2 Fight Platinum & Square’s CEO’s

Another aspect of the C3C1D119440927 DLC is that it included some extra boss fights. At the end of the all the Colosseum trials, you are able to go back to the Flooded City arena and choose to fight both the CEO of Platinum Games and Square Enix.

It’s also worth noting that, in order to start said fight, you have to talk to a specific NPC in the arena and confirm 3 times that yes, and you want to fight you-know-who. After confirming, you are also told this fight can ruin the immersion of the game, in which you have to respond “immersion schmmersion” in order to begin. Try to be at least level 85; these fights are by far the hardest in the game.

1 Antagonist Connected To The Cult From Drakengard

It’s up for debate who the true “antagonists” of NieR: Automata are, but we do know that after Adam and Eve enter the scene, they oppose our characters every step of the way.

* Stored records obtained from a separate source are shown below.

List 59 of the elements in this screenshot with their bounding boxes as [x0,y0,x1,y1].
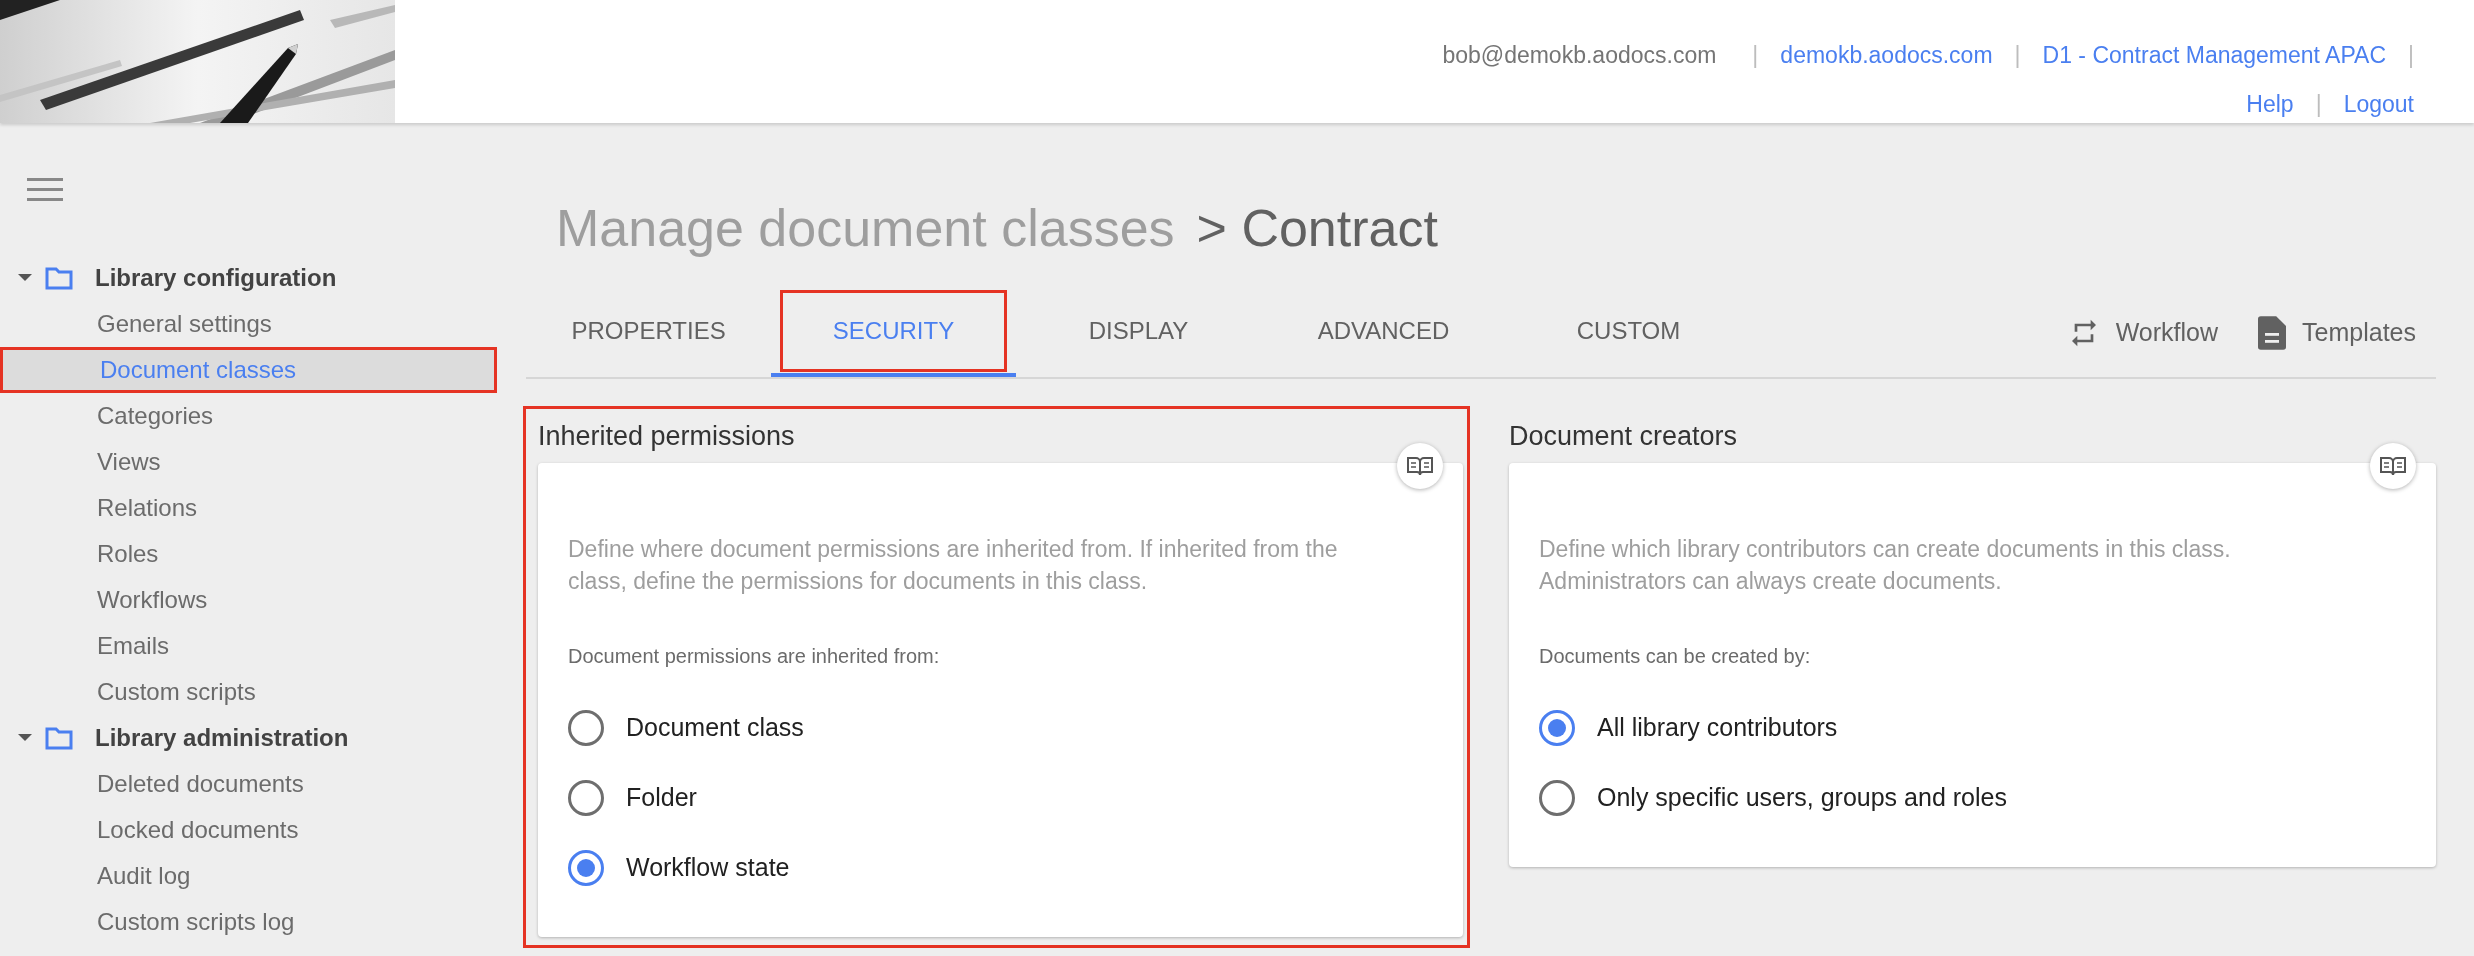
document-icon [2258,315,2287,351]
book-icon [1407,456,1433,476]
radio-button[interactable] [1539,710,1575,746]
radio-button[interactable] [1539,780,1575,816]
radio-button[interactable] [568,850,604,886]
folder-icon [45,266,73,290]
header-link[interactable]: demokb.aodocs.com [1780,38,1993,73]
header-link[interactable]: D1 - Contract Management APAC [2042,38,2386,73]
manual-button[interactable] [2370,443,2416,489]
radio-label[interactable]: Document class [626,709,804,747]
tab[interactable]: CUSTOM [1523,290,1734,372]
separator: | [2315,89,2322,119]
header-link[interactable]: Logout [2343,86,2414,121]
sidebar-item[interactable]: Workflows [0,577,497,623]
sidebar-item[interactable]: General settings [0,301,497,347]
sidebar-item[interactable]: Locked documents [0,807,497,853]
caret-icon[interactable] [17,273,33,283]
field-label: Documents can be created by: [1539,644,1812,669]
field-label: Document permissions are inherited from: [568,644,941,669]
description-text: Define where document permissions are inherited from. If inherited from the class, define the permissions for documents in this class. [568,535,1339,596]
radio-label[interactable]: Folder [626,779,697,817]
sidebar-item[interactable]: Document classes [0,347,497,393]
section-title: Inherited permissions [538,419,796,453]
separator: | [2408,41,2414,70]
menu-icon[interactable] [27,177,63,203]
manual-button[interactable] [1397,443,1443,489]
sidebar-item[interactable]: Categories [0,393,497,439]
radio-button[interactable] [568,710,604,746]
breadcrumb-link[interactable]: Manage document classes [556,189,1175,267]
tab[interactable]: DISPLAY [1035,290,1242,372]
radio-label[interactable]: Workflow state [626,849,790,887]
radio-button[interactable] [568,780,604,816]
sidebar-item[interactable]: Roles [0,531,497,577]
tree-group-label[interactable]: Library configuration [95,260,337,296]
sidebar-item[interactable]: Audit log [0,853,497,899]
description-text: Define which library contributors can create documents in this class. Administrators can always create documents. [1539,535,2232,596]
workflow-button[interactable]: Workflow [2067,314,2219,352]
folder-icon [45,726,73,750]
tab[interactable]: SECURITY [779,290,1008,372]
user-email: bob@demokb.aodocs.com [1442,41,1717,70]
tab[interactable]: ADVANCED [1264,290,1503,372]
radio-label[interactable]: Only specific users, groups and roles [1597,779,2007,817]
section-title: Document creators [1509,419,1739,453]
tab[interactable]: PROPERTIES [518,290,779,372]
separator: | [2014,41,2021,70]
caret-icon[interactable] [17,733,33,743]
templates-button[interactable]: Templates [2258,314,2416,352]
sidebar-item[interactable]: Emails [0,623,497,669]
sidebar-item[interactable]: Deleted documents [0,761,497,807]
sidebar-item[interactable]: Views [0,439,497,485]
book-icon [2380,456,2406,476]
radio-label[interactable]: All library contributors [1597,709,1838,747]
sidebar-item[interactable]: Custom scripts [0,669,497,715]
page-title: > Contract [1196,198,1438,259]
separator: | [1752,41,1759,70]
sidebar-item[interactable]: Relations [0,485,497,531]
header-link[interactable]: Help [2246,86,2294,121]
tree-group-label[interactable]: Library administration [95,720,349,756]
sidebar-item[interactable]: Custom scripts log [0,899,497,945]
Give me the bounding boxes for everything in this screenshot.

Interestingly, the designs for Adam and Eve were actually released well before the game came out, and a few lore nerds noticed that the tattoo’s Eve sports when angered is also seen in another Taro game. In the Drakengard series, the penultimate big bads are called “The Watchers” and are literal interdimensional beings. Well, humans that worship these “Gods” are called the “Cult of the Watchers” and Eve’s ink shares their symbol.